Scientists describe this type of psoriasis as plentiful round plaques that must be differentiated from Pityriasis rosea. These multiple lacerations develop over big parts of the human body, such as the head, chest, back, arms, and legs. Development of guttate psoriasis linked to ENT infection, especially in the pharynx and larynx, and especially if caused by streptococci.
This type of psoriasis looks like elevated pustules filled with white, non-infectious discharge. The skin around these skin elements is sore, reddish, and painful. Pustular psoriasis, or palmoplantar pustulosis, most commonly manifests on hands and feet.
Nail psoriasis creates various symptoms on the fingers or toe nails. The symptoms of psoriasis of this type are:
- discoloring and solidifying of the skin under the nail plate,
- cracks and stripes through the nails,
- the distraction of the nails,
- detachment and decaying of the nail from the nail bed.
This type of arthritis develops due to psoriasis and implicates connective tissue (ligaments, joint bursae) and joint inflammation.
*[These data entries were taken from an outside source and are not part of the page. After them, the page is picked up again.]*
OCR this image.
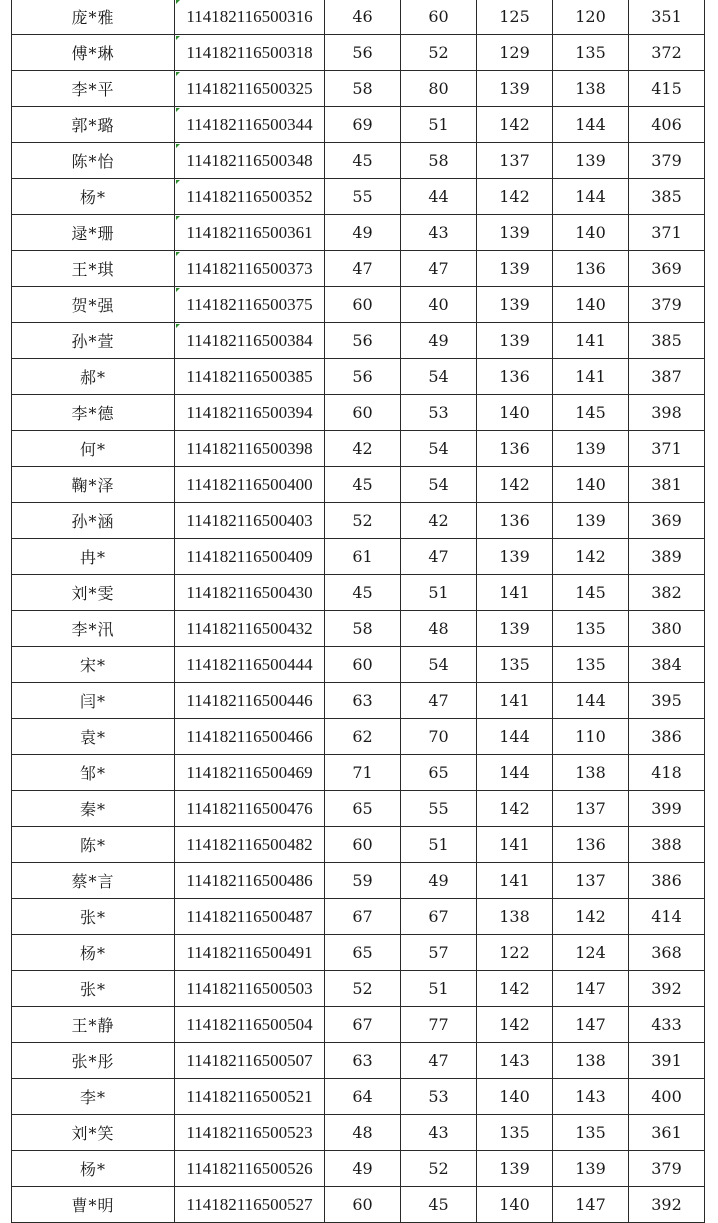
庞*雅	114182116500316	46	60	125	120	351
傅*琳	114182116500318	56	52	129	135	372
李*平	114182116500325	58	80	139	138	415
郭*璐	114182116500344	69	51	142	144	406
陈*怡	114182116500348	45	58	137	139	379
杨*	114182116500352	55	44	142	144	385
逯*珊	114182116500361	49	43	139	140	371
王*琪	114182116500373	47	47	139	136	369
贺*强	114182116500375	60	40	139	140	379
孙*萱	114182116500384	56	49	139	141	385
郝*	114182116500385	56	54	136	141	387
李*德	114182116500394	60	53	140	145	398
何*	114182116500398	42	54	136	139	371
鞠*泽	114182116500400	45	54	142	140	381
孙*涵	114182116500403	52	42	136	139	369
冉*	114182116500409	61	47	139	142	389
刘*雯	114182116500430	45	51	141	145	382
李*汛	114182116500432	58	48	139	135	380
宋*	114182116500444	60	54	135	135	384
闫*	114182116500446	63	47	141	144	395
袁*	114182116500466	62	70	144	110	386
邹*	114182116500469	71	65	144	138	418
秦*	114182116500476	65	55	142	137	399
陈*	114182116500482	60	51	141	136	388
蔡*言	114182116500486	59	49	141	137	386
张*	114182116500487	67	67	138	142	414
杨*	114182116500491	65	57	122	124	368
张*	114182116500503	52	51	142	147	392
王*静	114182116500504	67	77	142	147	433
张*彤	114182116500507	63	47	143	138	391
李*	114182116500521	64	53	140	143	400
刘*笑	114182116500523	48	43	135	135	361
杨*	114182116500526	49	52	139	139	379
曹*明	114182116500527	60	45	140	147	392
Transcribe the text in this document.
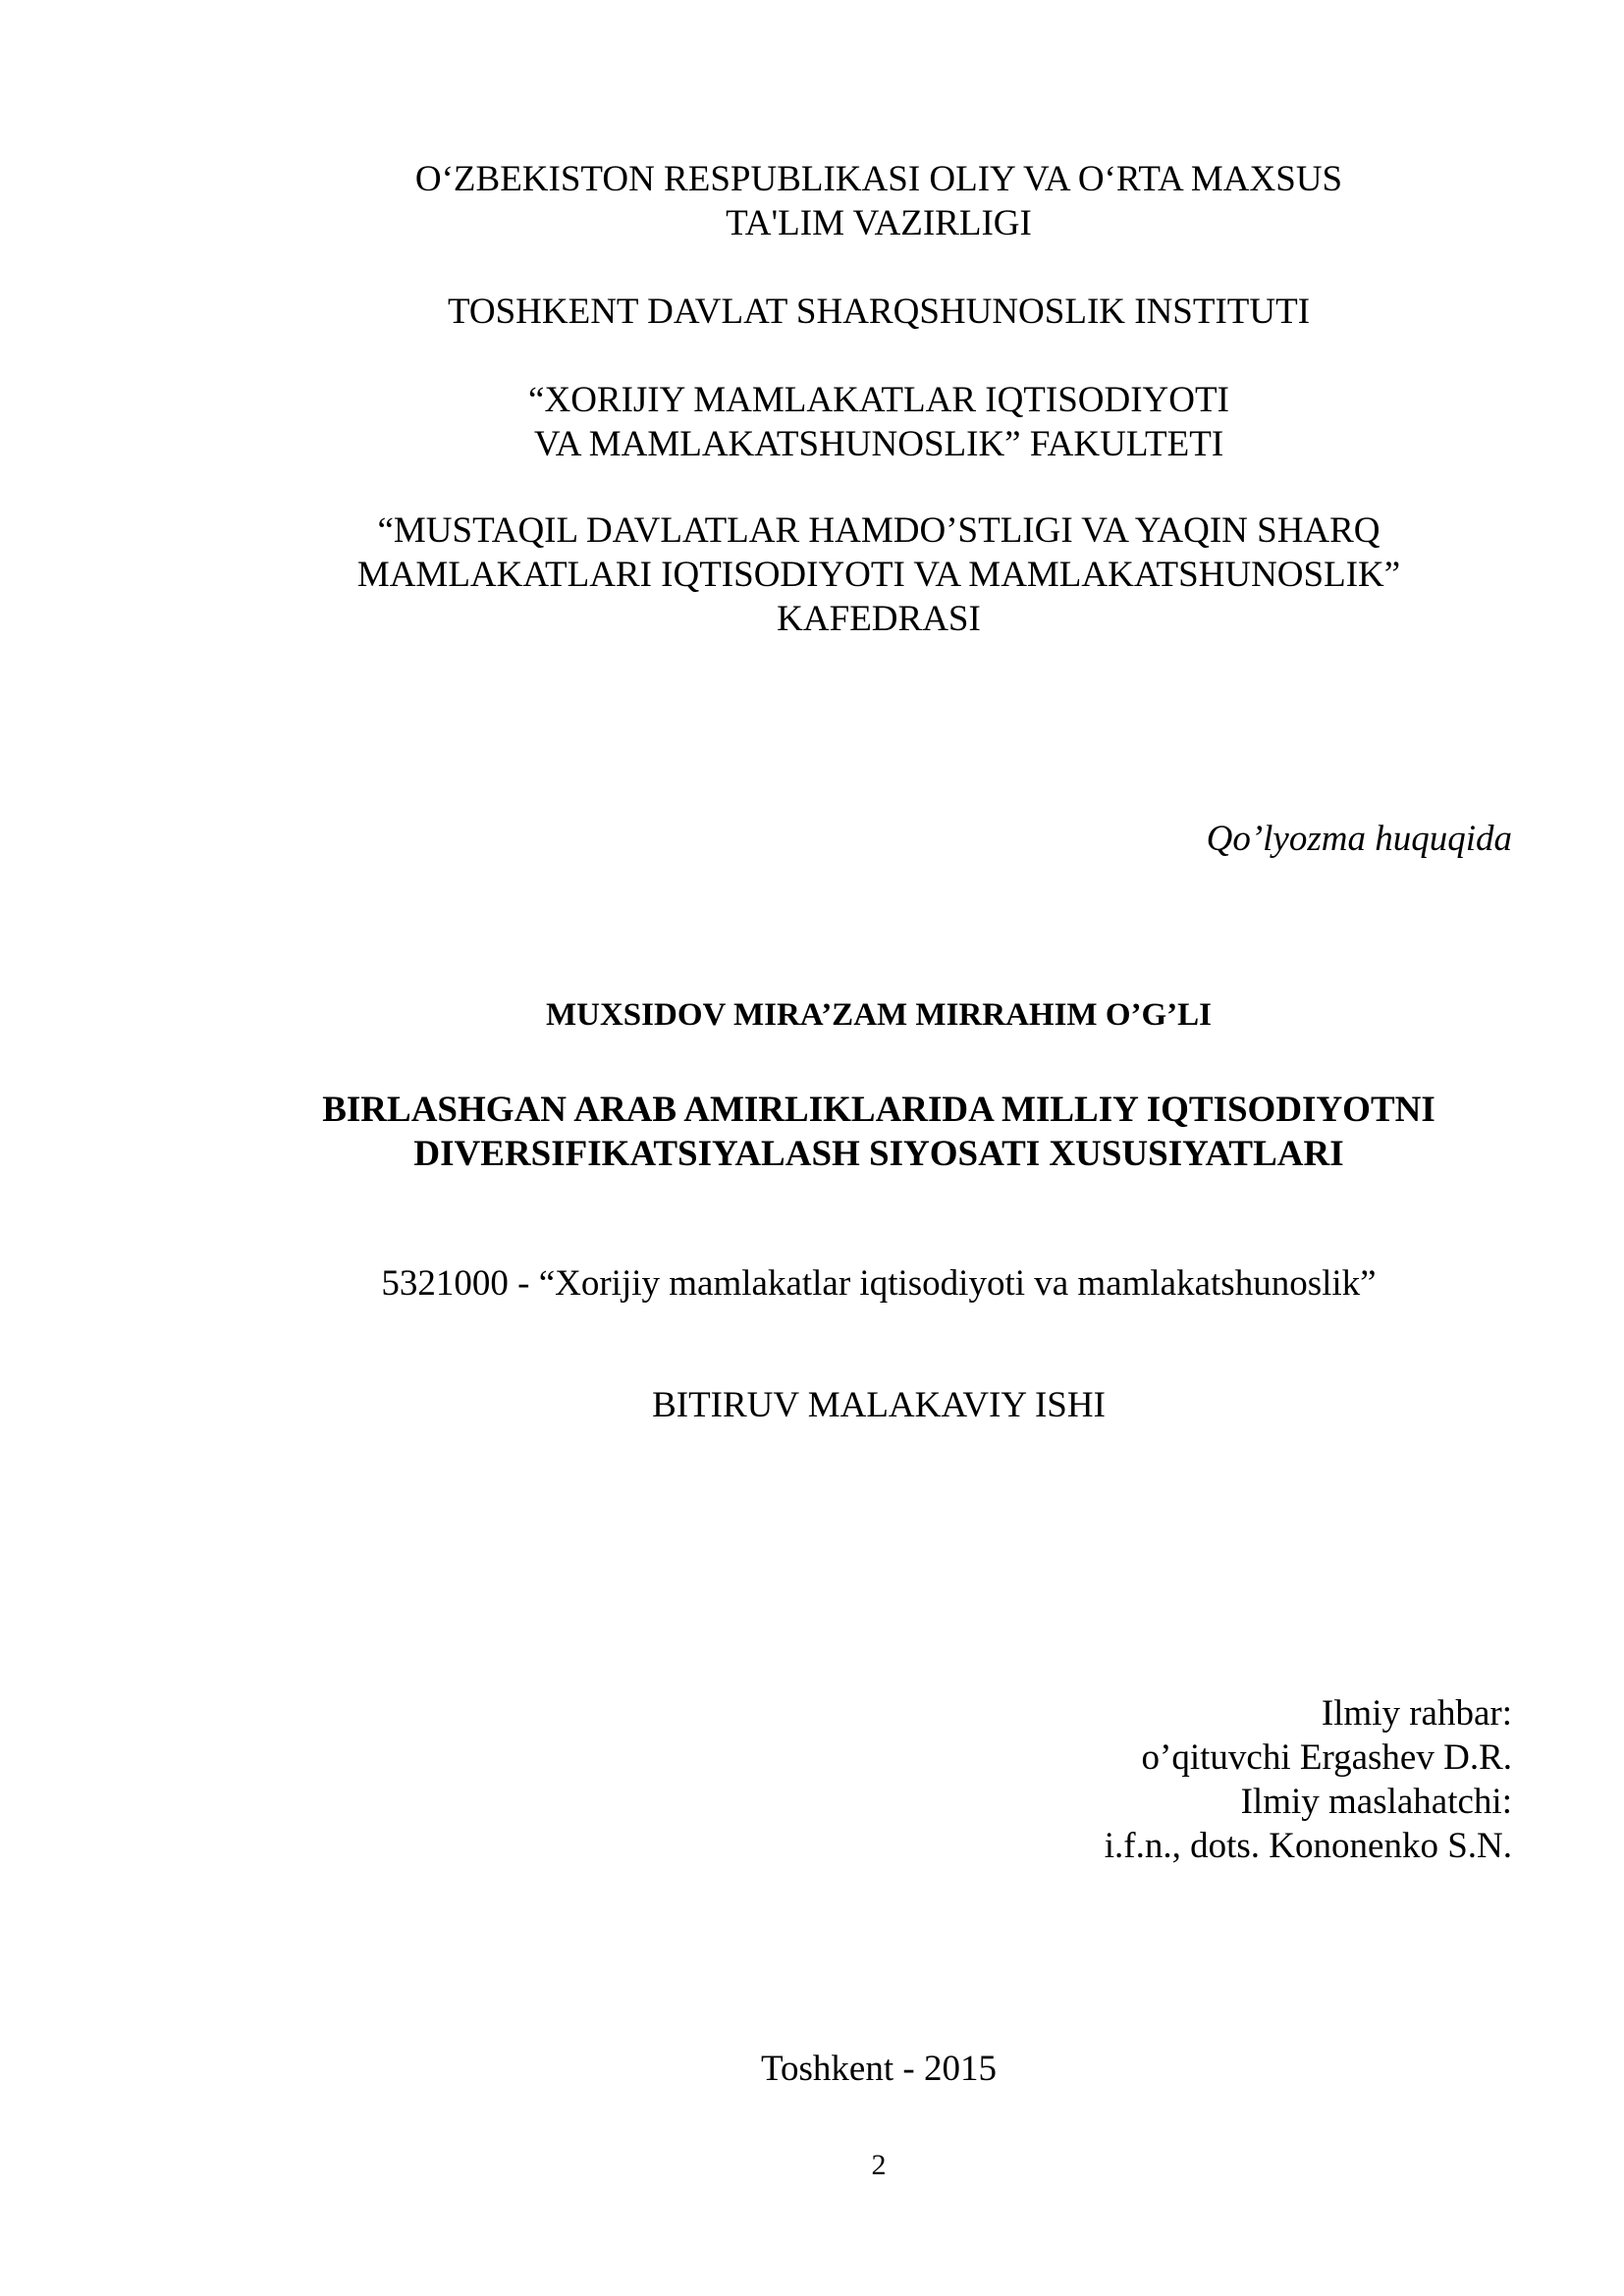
O‘ZBEKISTON RESPUBLIKASI OLIY VA O‘RTA MAXSUS
TA'LIM VAZIRLIGI
TOSHKENT DAVLAT SHARQSHUNOSLIK INSTITUTI
“XORIJIY MAMLAKATLAR IQTISODIYOTI
VA MAMLAKATSHUNOSLIK” FAKULTETI
“MUSTAQIL DAVLATLAR HAMDO’STLIGI VA YAQIN SHARQ
MAMLAKATLARI IQTISODIYOTI VA MAMLAKATSHUNOSLIK”
KAFEDRASI
Qo’lyozma huquqida
MUXSIDOV MIRA’ZAM MIRRAHIM O’G’LI
BIRLASHGAN ARAB AMIRLIKLARIDA MILLIY IQTISODIYOTNI
DIVERSIFIKATSIYALASH SIYOSATI XUSUSIYATLARI
5321000 - “Xorijiy mamlakatlar iqtisodiyoti va mamlakatshunoslik”
BITIRUV MALAKAVIY ISHI
Ilmiy rahbar:
o’qituvchi Ergashev D.R.
Ilmiy maslahatchi:
i.f.n., dots. Kononenko S.N.
Toshkent - 2015
2
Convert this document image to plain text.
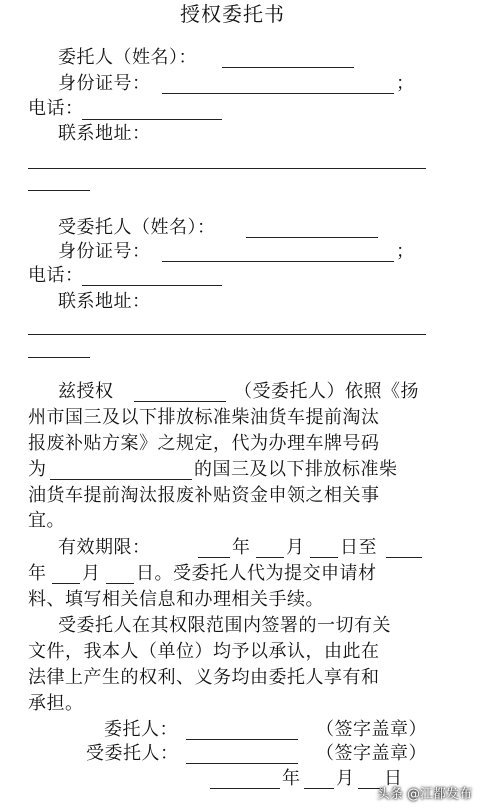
授权委托书
委托人（姓名）：
身份证号：	；
电话：
联系地址：
受委托人（姓名）：
身份证号：	；
电话：
联系地址：
兹授权	（受委托人）依照《扬
州市国三及以下排放标准柴油货车提前淘汰
报废补贴方案》之规定，代为办理车牌号码
为	的国三及以下排放标准柴
油货车提前淘汰报废补贴资金申领之相关事
宜。
有效期限：	年 月 日至
年 月 日。受委托人代为提交申请材
料、填写相关信息和办理相关手续。
受委托人在其权限范围内签署的一切有关
文件，我本人（单位）均予以承认，由此在
法律上产生的权利、义务均由委托人享有和
承担。
委托人：	（签字盖章）
受委托人：	（签字盖章）
年 月 日
头条 @江都发布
It may impact any joints, but usually small joints of the fingers and toes, causing dactylitis (when fingers and toes look like sausages due to swelling. Nearly 10-15 percent of psoriasis sufferers also report symptoms of psoriatic arthritis.
Erythrodermic psoriasis embroils great tenderness, redness, soreness, and exfoliation of the derma. It may accompany severe burning, puffiness, inflammation, and throbbing. Erythrodermic psoriasis is the only type that may be lethal, as the life-threatening tenderness, irritation, and exfoliation interrupt the body’s aptitude to normalize temperature.
Proper diagnosis – the first step to successful treatment of psoriasis
The look of the skin typically concludes a diagnosis of psoriasis. No distinctive blood work is required for the diagnosis of this condition. In most difficult cases, a biopsy or scratching of the plaques may be administered to rule out some additional conditions and to authorize the diagnosis of psoriasis. Skin samples taken from the plaques for the morphological test will discover battered Rete pegs if the sample is affirmative for psoriasis. Also, while scrapping the surface of the plaques, bleeding from the derma below the plaque is a positive sign of psoriasis, also known as Auspitz’s sign. Homeopathy for psoriasis requires more specific diagnostic to find the similarity between the treating agent and the clinical symptomology.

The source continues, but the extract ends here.